They say transparency and oversight are in vogue. Why wouldn’t they be? Haven’t you heard everyone talk of transparency and oversight as ‘the remedy’ for survival? Whether it is the unprecedented levels of regulation or market expectation, investors, stakeholders and customers are demanding a clear view into the state of the businesses.
While history is beleaguered with examples, good and bad, of what happens when you adhere to or violate the Transparency Rule, corporations are pondering which way to go. Perhaps after the WorldCom and Enron fiascos and Lehman Brothers and AIG to pick from recent times, corporations are not left with much choice. Transparency and oversight is the dictum - The ones who follow survive the ones who don’t, perish.
From conducting its business, establishing an ethical tone within its culture to certifying financial statements, corporations should be ready and capable of withstanding great scrutiny. Most notably, this calls for increased accountability on behalf of Audit Committees and corporate officers. This clearly means a greater role of internal audit.
Internal auditors undoubtedly play a critical role in overseeing a company’s financial reporting, internal controls, and shareholder reports. And today, more than ever before, they face pressure for greater integrity of financial information, greater clarity in reporting, and greater transparency in disclosure.

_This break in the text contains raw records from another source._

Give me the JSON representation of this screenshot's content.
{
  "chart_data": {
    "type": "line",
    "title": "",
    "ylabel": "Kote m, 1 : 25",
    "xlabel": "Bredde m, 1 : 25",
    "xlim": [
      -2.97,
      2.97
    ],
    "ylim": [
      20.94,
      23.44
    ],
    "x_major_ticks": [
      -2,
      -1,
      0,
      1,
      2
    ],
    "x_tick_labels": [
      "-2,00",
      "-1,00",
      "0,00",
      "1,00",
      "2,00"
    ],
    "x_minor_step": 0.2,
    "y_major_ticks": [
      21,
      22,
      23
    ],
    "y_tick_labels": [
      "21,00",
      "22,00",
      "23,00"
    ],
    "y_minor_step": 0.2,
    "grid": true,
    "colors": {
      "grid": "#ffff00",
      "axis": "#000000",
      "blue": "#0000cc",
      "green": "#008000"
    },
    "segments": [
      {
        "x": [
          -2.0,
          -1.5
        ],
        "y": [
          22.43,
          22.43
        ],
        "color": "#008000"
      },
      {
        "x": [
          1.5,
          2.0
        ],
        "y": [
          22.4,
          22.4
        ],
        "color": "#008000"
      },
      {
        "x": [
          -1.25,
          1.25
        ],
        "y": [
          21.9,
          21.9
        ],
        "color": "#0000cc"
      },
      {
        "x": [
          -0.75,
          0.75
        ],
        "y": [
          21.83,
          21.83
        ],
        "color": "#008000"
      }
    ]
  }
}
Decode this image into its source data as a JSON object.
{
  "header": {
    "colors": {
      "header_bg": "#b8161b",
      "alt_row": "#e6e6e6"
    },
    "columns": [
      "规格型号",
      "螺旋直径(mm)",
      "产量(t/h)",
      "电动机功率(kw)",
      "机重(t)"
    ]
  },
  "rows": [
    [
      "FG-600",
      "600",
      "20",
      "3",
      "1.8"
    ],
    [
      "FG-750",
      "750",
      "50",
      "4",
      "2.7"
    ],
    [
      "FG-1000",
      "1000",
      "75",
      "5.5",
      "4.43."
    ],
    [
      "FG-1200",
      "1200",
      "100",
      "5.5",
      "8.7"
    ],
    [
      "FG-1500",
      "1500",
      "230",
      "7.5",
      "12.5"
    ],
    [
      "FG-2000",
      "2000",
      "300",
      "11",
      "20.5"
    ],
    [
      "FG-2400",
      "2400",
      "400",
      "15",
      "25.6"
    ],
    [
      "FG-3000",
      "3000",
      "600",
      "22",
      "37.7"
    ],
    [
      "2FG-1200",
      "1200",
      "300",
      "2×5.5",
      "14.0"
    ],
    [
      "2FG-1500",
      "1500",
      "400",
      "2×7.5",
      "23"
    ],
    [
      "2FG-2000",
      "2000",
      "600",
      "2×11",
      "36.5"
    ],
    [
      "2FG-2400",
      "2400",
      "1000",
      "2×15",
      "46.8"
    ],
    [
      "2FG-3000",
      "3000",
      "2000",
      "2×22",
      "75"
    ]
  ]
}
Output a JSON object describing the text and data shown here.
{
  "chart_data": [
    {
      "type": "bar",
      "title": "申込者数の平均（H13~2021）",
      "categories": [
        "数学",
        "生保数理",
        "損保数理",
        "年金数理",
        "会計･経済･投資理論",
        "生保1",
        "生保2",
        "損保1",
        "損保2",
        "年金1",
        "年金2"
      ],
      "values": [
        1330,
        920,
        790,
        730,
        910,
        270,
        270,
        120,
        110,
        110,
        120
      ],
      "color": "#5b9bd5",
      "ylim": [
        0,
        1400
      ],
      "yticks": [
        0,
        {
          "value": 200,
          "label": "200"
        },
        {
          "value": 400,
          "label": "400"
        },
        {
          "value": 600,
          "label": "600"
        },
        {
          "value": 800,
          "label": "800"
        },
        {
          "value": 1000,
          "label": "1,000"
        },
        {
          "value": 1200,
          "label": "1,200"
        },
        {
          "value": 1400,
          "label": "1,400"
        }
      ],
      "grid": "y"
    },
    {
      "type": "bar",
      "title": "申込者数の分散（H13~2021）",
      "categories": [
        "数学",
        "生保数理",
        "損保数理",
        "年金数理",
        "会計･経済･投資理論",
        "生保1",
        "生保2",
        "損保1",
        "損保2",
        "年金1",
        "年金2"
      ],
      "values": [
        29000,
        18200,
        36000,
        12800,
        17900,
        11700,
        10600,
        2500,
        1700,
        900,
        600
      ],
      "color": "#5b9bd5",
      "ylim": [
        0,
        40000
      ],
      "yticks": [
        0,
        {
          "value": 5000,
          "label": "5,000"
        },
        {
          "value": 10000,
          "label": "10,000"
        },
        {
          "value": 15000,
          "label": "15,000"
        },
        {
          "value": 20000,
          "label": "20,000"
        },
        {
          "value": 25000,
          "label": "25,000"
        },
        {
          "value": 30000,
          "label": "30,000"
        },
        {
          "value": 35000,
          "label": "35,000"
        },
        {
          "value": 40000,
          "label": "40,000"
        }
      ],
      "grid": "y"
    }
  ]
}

Certainly corporations are making strategic and systematic changes placing internal audit in a critical fulfillment role for financial compliance requirement, resulting in a significant increase in responsibility for monitoring and testing controls on a regular basis. More forward looking firms as well as those that are highly regulated or decentralized are embarking on a strategic definition of the internal audit function, supported by automated processes and leveraging the use of technology for analysis and exception management.
Corporations however are not looking at internal audit as just a tool to meet the compliance needs - they are no longer the whistle blowers of the company. Difficult economic conditions and heightened shareholder expectations have put pressure on executive management and audit committees to improve risk management and deliver greater value.
As a matter of fact, a study conducted by Institute of Internal Auditors says that more than 40 percent of internal auditors within the financial services sector felt that better risk management practices could have helped prevent their firm’s current financial situation.
Developing an overall risk management infrastructure, rather than a problem-solution approach can be a first step towards it. Corporations can leverage internal audit’s core competencies, going beyond traditional financial and compliance functions, to act as a powerful tool for risk management.
Internal auditors will need to work collaboratively with the chief risk officer’s to understand complex industry issues and with all stakeholders to realign audit coverage, and to focus a portion of their audit plan on management’s strategic initiative around risk management that are critical to stakeholder value. By doing so, internal audit will provide the overall assurance and risk management oversight that can help drive business success related to your strategic initiatives.